Quelques boucs et chèvres appartenant aux races d’Angora et de Cachemire figuraient à côté des moutons. C’est sans doute une louable entreprise que d’essayer de naturaliser ces élégantes espèces, mais nous avons déjà chez nous un type précieux dont on ne parle pas assez : c’est tout bonnement la chèvre laitière, l’ancienne Amalthée, qui peut bien nourrir aujourd’hui les hommes, puisqu’elle nourrissait autrefois les dieux. Ce n’est pas sans raison que les anciens avaient fait d’une corne de chèvre la corne d’abondance ; de tous les animaux domestiques, celui-là est peut-être le plus productif. Outre qu’il fournit la matière première d’une de nos industries de luxe, la ganterie, il produit en abondance des fromages recherchés. J’aurais voulu voir à l’exposition des chèvres du Mont-d’Or, près Lyon, dont on estime le produit brut annuel à 125 francs par tête. L’objection ordinaire contre la chèvre, c’est qu’elle détruit tout, mais on n’est nullement obligé à la laisser paître en liberté : celles du Mont-d’Or ne sortent jamais et elles ne s’en portent pas plus mal. Ces chèvres, bien nourries, donnent jusqu’à 600 litres de lait par an : la plupart de nos vaches n’en donnent pas autant et elles consomment beaucoup plus.

Après les chèvres venaient les lapins. Tout t le monde connaît le traité célèbre sur l’art de se faire avec les lapins 3,000 francs de revenu ; il faut croire que cette promesse n’est pas tout à fait illusoire, car il y avait à l’exposition trente familles de lapins dont trois ont été primées. On a raison de ne rien négliger, quand il s’agit de ce qui se mange. Je lisais, il y a quelque temps, dans un journal anglais, que l’élève des lapins était devenu, dans les environs d’Ostende, une industrie très lucrative, et que des milliers de ces animaux étaient embarqués régulièrement pour l’Angleterre. Je n’ai pas vérifié le fait. Ce qui est certain, c’est que dans tous les temps on a eu des garennes et des clapiers. Le vieil Olivier de Serres les recommandait vivement il y a deux siècles et demi. Je suis porté à croire qu’on pourrait les multiplier avec avantage.
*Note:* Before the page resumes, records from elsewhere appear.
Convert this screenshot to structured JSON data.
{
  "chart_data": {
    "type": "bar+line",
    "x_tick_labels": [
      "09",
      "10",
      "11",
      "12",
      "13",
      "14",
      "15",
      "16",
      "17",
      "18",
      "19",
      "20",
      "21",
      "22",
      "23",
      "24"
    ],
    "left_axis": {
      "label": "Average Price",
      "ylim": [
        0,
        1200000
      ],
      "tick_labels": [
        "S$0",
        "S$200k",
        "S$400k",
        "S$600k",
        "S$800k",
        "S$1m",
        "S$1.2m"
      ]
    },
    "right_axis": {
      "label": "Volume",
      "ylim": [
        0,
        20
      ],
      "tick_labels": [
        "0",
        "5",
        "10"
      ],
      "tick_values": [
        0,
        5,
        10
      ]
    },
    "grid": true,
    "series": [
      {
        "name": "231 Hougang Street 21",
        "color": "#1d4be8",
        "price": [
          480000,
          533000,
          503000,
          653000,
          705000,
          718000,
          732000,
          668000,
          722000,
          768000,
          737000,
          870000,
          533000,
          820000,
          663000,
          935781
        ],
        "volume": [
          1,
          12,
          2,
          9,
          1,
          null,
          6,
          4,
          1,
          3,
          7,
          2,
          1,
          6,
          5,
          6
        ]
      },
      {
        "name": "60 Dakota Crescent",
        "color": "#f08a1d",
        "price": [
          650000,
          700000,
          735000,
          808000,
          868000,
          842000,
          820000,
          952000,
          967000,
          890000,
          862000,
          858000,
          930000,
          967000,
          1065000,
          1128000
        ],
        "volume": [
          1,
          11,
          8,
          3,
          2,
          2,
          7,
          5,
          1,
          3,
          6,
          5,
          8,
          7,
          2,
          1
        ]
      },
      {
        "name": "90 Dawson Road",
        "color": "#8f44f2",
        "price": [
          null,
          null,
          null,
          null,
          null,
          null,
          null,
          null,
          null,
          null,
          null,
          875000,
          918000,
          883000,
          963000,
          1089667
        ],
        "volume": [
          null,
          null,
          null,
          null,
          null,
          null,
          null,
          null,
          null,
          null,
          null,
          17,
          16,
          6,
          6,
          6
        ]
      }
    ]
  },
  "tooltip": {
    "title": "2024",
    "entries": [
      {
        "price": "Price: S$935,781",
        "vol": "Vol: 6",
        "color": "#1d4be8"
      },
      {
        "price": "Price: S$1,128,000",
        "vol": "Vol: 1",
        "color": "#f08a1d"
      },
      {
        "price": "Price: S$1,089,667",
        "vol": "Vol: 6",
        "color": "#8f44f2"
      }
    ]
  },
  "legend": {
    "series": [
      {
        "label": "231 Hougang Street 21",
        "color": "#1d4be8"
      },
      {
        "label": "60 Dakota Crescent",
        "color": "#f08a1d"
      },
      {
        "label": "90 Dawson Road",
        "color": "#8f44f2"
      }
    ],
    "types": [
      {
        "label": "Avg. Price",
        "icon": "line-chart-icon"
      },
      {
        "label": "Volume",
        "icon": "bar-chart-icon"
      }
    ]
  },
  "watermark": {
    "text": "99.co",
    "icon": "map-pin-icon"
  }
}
La grande objection est la mortalité, mais on peut y échapper en leur donnant plus d’air et d’espace qu’on ne le fait communément.

Une exposition d’oiseaux de basse-cour fermait la marche ; poules, canards, oies, dindons, faisans, pigeons et pintades de toute espèce, remplissaient environ cent cinquante cages. C’était encore une innovation, car dans les premiers concours on n’avait pas admis ces produits, qui, pour être modestes en apparence, n’en deviennent pas moins par leur nombre d’énormes richesses. J’estime à 200 millions par an le produit des œufs et des volailles en France, et je ne crois pas avoir exagéré. Ici seulement je regarde comme bien inutile l’importation de types étrangers. Rien dans le monde ne vaut nos volailles. Depuis quelques années, une variété nouvelle de poules dite cochinchinoise a fait assez de bruit, soit en France, soit en Angleterre, à cause de sa taille gigantesque ; mais peu à peu l’engouement diminue, et on revient aux anciennes races. La poule cochinchinoise peut avoir quelque mérite comme couveuse, elle peut servir à augmenter par des croisemens la taille des nôtres, mais elle est mal faite, et sa chair est inférieure. On parle aussi avec éloges de la poule anglaise dite de Dorkings, du nom d’un district du comté de Surrey, dont elle est originaire. Cette variété obtient maintenant tous les prix en Angleterre, le prince Albert en avait envoyé un très bel échantillon : je ne la crois pourtant ni supérieure ni même égale à notre poule de Crèvecœur, pas plus qu’à notre variété bressanne, à celle du Mans, à celle de Barbezieux, etc. Nous avons fait depuis longtemps pour nos volailles ce que les Anglais font maintenant pour les bœufs, les moutons et les porcs : nous les avons développées dans le sens de l’engraissement précoce et du rendement supérieur ; nous y avons ajouté la finesse, la blancheur, la saveur exquise, car en fait de goût nous sommes plus délicats, le succès universel de nos cuisiniers en est la preuve. Ce que les Anglais ont de mieux à faire, au lieu d’aller chercher des espèces extraordinaires sur les bords du Gange, en Chine ou en Malaisie, c’est d’importer nos propres espèces et nos procédés d’engraissement. Quant à nous, nous n’avons qu’à persévérer. Une seule cause contrariait chez nous le progrès de cette industrie rurale, le bas prix des produits ; elle n’existe plus.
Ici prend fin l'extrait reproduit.